WILD Wes uses a wide range of agricultural practices relating to both the positionality of plants and their chemical qualities, such as hot composting and setting up tree guilds for crops that require shade. As the group’s full-time workers are set to graduate this spring, though, it remains unclear who will maintain the upkeep.
“I’m also a student and have work-study jobs,” Strack said, concerning the difficulties maintaining the field and recruiting new workers. “It’s hard to talk to faculty when we don’t have a group support network.”
While Strack, Burns, and Chun were paid for their time on the site this summer, they’re in talks with the Green Fund to count hours during the semester to free up time for a much-needed head start in the recruitment process. Burns said that even with that funding, they still need promotional support from the administration.

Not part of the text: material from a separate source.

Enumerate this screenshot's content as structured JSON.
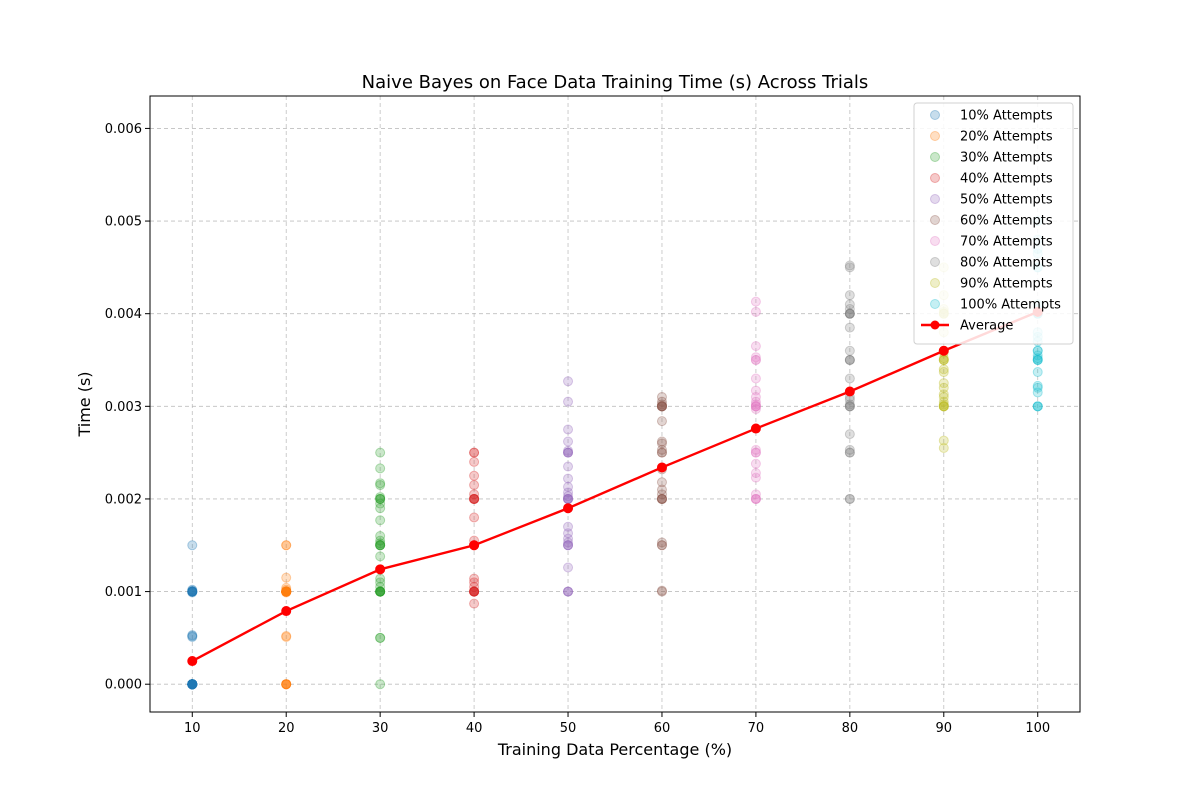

“The funding will ultimately mean nothing if the University is unwilling to support us on their websites or in terms of signage,” Burns said. “It’s difficult to get recruitment if nobody knows what this place is. Tony’s been trying to get signs for three years now.”
This is not to say the group hasn’t had any outside help. One of their longtime administrative supporters, Sustainability Director Jennifer Kleindienst, offered comment to The Argus.
“There’s been some pushback from time to time because the aesthetics of the site aren’t what everyone considers beautiful,” Kleindienst wrote in an email. “I personally love to walk by and hear birds and insects buzzing—you don’t hear that most places on campus.”
Kleindienst also made note of the group’s recruitment struggles as a long term issue.
“This has been an ongoing challenge almost since WILD Wes’ founding,” she wrote. “The Green Fund accepts applications for funding but doesn’t get involved in individual groups or recruitment. I would love to find a year-round sustainable funding source for WILD Wes, but haven’t had any luck yet.”
Recruitment hasn’t been their only obstacle. Their efforts to maintain a partner site near the Butterfields have been met with pushback from Physical Plant.
“We had a whole polyculture site on the terraces going to [Summerfields],” Burns said.
“It looked like what I thought was pretty contained,” Strack chimed in. “One day, we were walking to work in the summer and all of it except for the plants that were overgrown were weed-whacked. Usually [Physical Plant] goes through steps like emailing us … They destroyed hundreds of dollars.”
“We recently found out that they completely took it over and put in flower beds and standard Physical Plant landscaping,” Burns said. “They took back a site that they thought was unsightly.”
Physical Plant did not respond for comment.
As the group finished offering a tour of the site, they discussed hopes.
“Our goal this year is to let people know what WILD Wes is,” Chun said, speaking to the research strategy they have planned for the winter. “A lot of our research is geared toward learning material so that we can pique interest and have resources available for students to learn about site-specific aspects of permaculture, and permaculture more generally.”
Burns also shared her hopes for the future of WILD Wes.
“We want to have WILD Wes institutionalized,” Burns said. “Like how [Long Lane Farm] is institutionalized. In order for it to survive, we need that because Physical Plant can just take it back. It very easily could become completely wild again and if no one cares about it, they could mow it all down. Years and years of work could be erased.”